Good news. Like a breath of fresh air. Why couldn't this have been going on since 1986? There wouldn't be a problem today.
My guess it will only last long enough to pass an amnesty bill. We had best keep our eye on the ball.
2179 down, 12 million to go! :-)
Damn. I wish this story had been about my neighborhood!
I guess it's expensive to get his and her SS cards.
Here, all they'd have to do is hit Tyson and Walmart. I see them all the time, cruising around in nice fancy new cars blaring their obnoxious gangster "music." Walmart, at any given time, is packed with pregant Mexicans and their non-English speaking kids. And to add insult to injury, Walmart caters to them big time. It infuriates me.
Sounds like the old laws work just fine...

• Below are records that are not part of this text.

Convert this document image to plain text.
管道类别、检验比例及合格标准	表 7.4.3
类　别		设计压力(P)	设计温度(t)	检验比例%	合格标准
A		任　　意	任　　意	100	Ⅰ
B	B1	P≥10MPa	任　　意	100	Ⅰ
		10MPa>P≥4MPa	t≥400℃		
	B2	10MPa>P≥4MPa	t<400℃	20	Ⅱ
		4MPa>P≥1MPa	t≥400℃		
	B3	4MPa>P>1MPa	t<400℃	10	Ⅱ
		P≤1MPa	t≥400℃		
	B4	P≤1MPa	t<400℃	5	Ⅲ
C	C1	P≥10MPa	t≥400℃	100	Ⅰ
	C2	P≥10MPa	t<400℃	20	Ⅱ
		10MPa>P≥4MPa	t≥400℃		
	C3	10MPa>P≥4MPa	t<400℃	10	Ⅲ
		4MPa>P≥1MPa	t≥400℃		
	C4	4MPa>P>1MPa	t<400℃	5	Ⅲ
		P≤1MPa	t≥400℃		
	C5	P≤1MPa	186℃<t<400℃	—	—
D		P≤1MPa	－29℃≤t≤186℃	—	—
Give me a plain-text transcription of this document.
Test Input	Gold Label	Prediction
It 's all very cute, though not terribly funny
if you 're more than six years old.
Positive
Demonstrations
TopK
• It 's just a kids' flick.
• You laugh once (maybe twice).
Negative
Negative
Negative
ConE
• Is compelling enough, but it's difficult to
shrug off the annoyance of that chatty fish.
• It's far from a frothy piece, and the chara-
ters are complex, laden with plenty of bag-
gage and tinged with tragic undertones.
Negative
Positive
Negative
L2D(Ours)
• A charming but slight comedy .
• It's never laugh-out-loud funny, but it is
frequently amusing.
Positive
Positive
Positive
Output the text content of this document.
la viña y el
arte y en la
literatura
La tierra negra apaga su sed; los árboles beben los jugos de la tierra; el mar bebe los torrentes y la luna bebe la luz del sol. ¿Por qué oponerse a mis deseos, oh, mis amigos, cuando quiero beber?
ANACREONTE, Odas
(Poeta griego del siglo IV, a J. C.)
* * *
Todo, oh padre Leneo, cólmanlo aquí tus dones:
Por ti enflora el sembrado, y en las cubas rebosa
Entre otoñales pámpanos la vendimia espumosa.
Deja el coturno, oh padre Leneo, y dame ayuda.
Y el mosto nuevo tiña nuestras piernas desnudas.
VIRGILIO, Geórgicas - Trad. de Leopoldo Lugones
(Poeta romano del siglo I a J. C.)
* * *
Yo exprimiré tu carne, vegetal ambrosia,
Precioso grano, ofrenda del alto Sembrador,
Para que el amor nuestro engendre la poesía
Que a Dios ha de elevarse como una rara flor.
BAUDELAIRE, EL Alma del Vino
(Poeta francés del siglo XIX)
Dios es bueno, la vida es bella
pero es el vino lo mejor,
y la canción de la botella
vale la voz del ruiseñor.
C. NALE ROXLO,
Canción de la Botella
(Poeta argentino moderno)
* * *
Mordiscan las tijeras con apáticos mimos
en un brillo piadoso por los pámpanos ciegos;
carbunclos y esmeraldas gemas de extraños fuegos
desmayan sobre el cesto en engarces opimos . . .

Magdaleno Martinez, right, waits on a street corner with other day laborers looking for work in the Linda Vista neighborhood of San Diego Friday, June 16, 2006. The neighborhood was raided as part of the U.S. Immigration and Customs Enforcement 'Operation Return to Sender.' Since the raids the number of day laborers on the street corner has declined. (AP Photo/Denis Poroy)
After that, show up at the large box stores, say early in the a.m. and check everyone's I.D. who is checking in.
Wonder what took him so long? /sarc
(Denny Crane: "Every one should carry a gun strapped to their waist. We need more - not less guns.")
The inevitable street gangs that follows this immigration has brought fear to many communities.